The next day the Solitary Child shows up because his home was overrun by Strangers. As he is cleaned up by the children the others organize an attack on the Strangers. Magda learns of Mateo and Ana's kiss and slaps him for taking advantage. During the attack Mateo and Lucas are infected and killed by their comrades. A Stranger slips past them, though, and chases the children until he touches Jesus. The children escape and hide in a fridge until the others rescue them. Pedro wants to kill Jesus, but is stopped by the others. Unlike everyone else Jesus doesn't become infected. Maria later finds Pedro who has become paranoid and talks about the voices behind the walls. Maria tackles him and a shotgun is heard going off. Magda, Judas and the children find an armed Pedro and an injured Maria. While they talk Pedro stares into the distance, watching the Invisibles come up behind the survivors.

Pedro walks into the green lights while the others run away, supporting Maria. As they run they shoot at the lights. Coming to a garage Judas opens the doors and they run outside for the first time, where it's nighttime. They drop their weapons and sit in a town square, surrounded by Strangers. Jesus looks into his digicam and says they will have to join the Strangers, but at least it won't hurt.

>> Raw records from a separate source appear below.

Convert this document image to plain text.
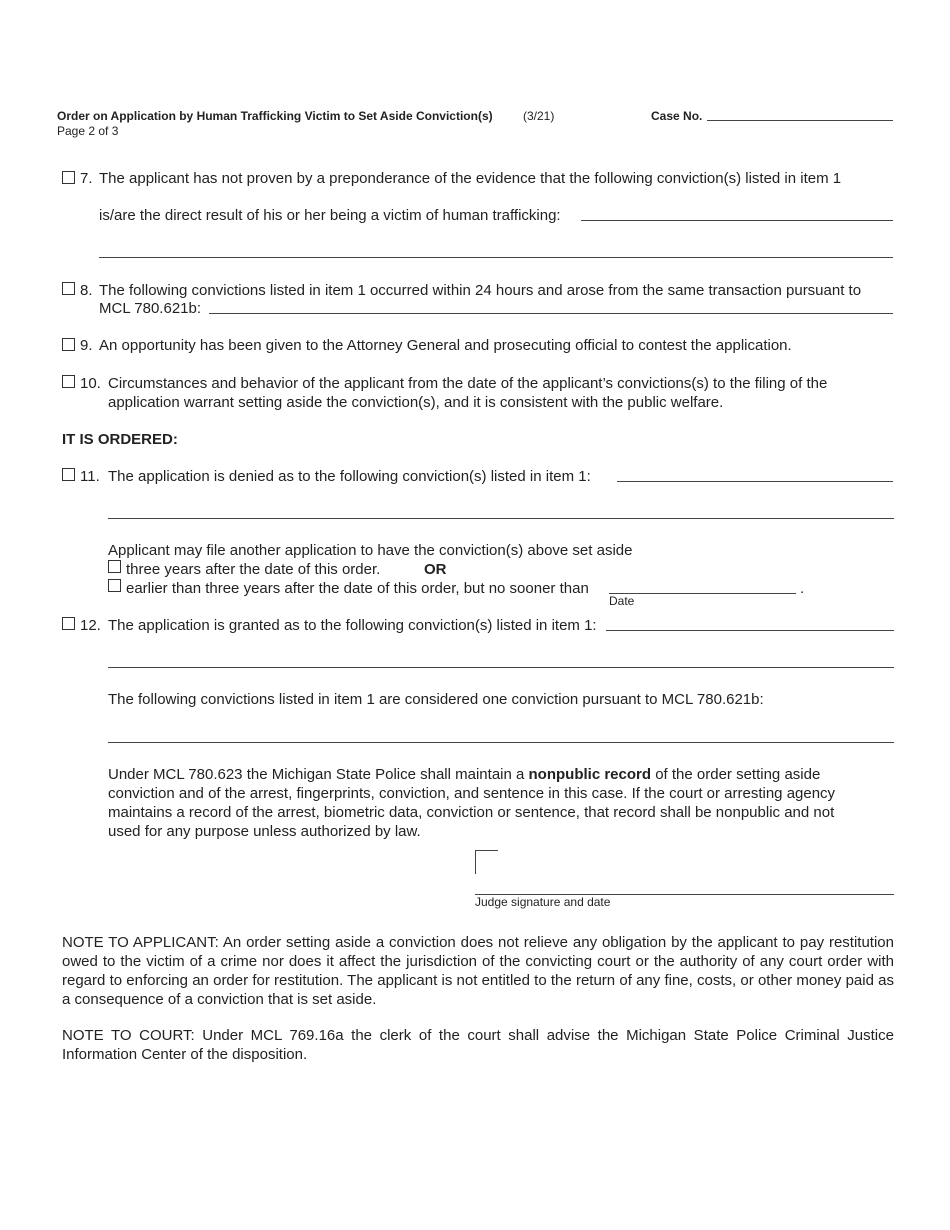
Order on Application by Human Trafficking Victim to Set Aside Conviction(s)	(3/21)	Case No.
Page 2 of 3
7. The applicant has not proven by a preponderance of the evidence that the following conviction(s) listed in item 1
is/are the direct result of his or her being a victim of human trafficking:
8. The following convictions listed in item 1 occurred within 24 hours and arose from the same transaction pursuant to
MCL 780.621b:
9. An opportunity has been given to the Attorney General and prosecuting official to contest the application.
10. Circumstances and behavior of the applicant from the date of the applicant’s convictions(s) to the filing of the
application warrant setting aside the conviction(s), and it is consistent with the public welfare.
IT IS ORDERED:
11. The application is denied as to the following conviction(s) listed in item 1:
Applicant may file another application to have the conviction(s) above set aside
three years after the date of this order.	OR
earlier than three years after the date of this order, but no sooner than	.
Date
12. The application is granted as to the following conviction(s) listed in item 1:
The following convictions listed in item 1 are considered one conviction pursuant to MCL 780.621b:
Under MCL 780.623 the Michigan State Police shall maintain a nonpublic record of the order setting aside conviction and of the arrest, fingerprints, conviction, and sentence in this case. If the court or arresting agency maintains a record of the arrest, biometric data, conviction or sentence, that record shall be nonpublic and not used for any purpose unless authorized by law.
Judge signature and date
NOTE TO APPLICANT: An order setting aside a conviction does not relieve any obligation by the applicant to pay restitution owed to the victim of a crime nor does it affect the jurisdiction of the convicting court or the authority of any court order with regard to enforcing an order for restitution. The applicant is not entitled to the return of any fine, costs, or other money paid as a consequence of a conviction that is set aside.
NOTE TO COURT: Under MCL 769.16a the clerk of the court shall advise the Michigan State Police Criminal Justice Information Center of the disposition.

Jesus looks at the sky where the Earth suddenly rises over the buildings. As the camera pulls back it's revealed that the complex is under a geodesic dome on the moon. The Earth is clearly surrounded by debris and is shown to be completely shattered to the core.

==Cast==
- Silke as Maria
- Omar Muñoz as Jésus
- Pepo Oliva as Judas
- Carola Manzanares as Magda
- Jorge Casalduero as Pedro
- Julio Perillán as Pablo
- Nadia de Santiago as Ana

==Production==
Spanish company La Huella Efectos Digitales were in charge of the visual effects in the film with Jérôme Debève and Juan A. Ruiz acting as supervisors. Over the last few years La Huella has specialized in spectacular computer generated effects, working on the movie Obaba and very successful television spots for Coca-Cola, Digital Plus, Metro de Madrid and Cheetos, among others.

The movie was produced by Margaret Nicoll as Executive Producer and Eqlipse; Quiroga's own production company, together with Televisión Española.

==Reception==
HorrorNews said "Director and writer Elio Quiroga has a great sense of gloom mixed with drama that succeeds this sometimes slow moving movie. The combination of elements makes it for an interesting story and progression that is highly original on many levels while still staying familiar on others."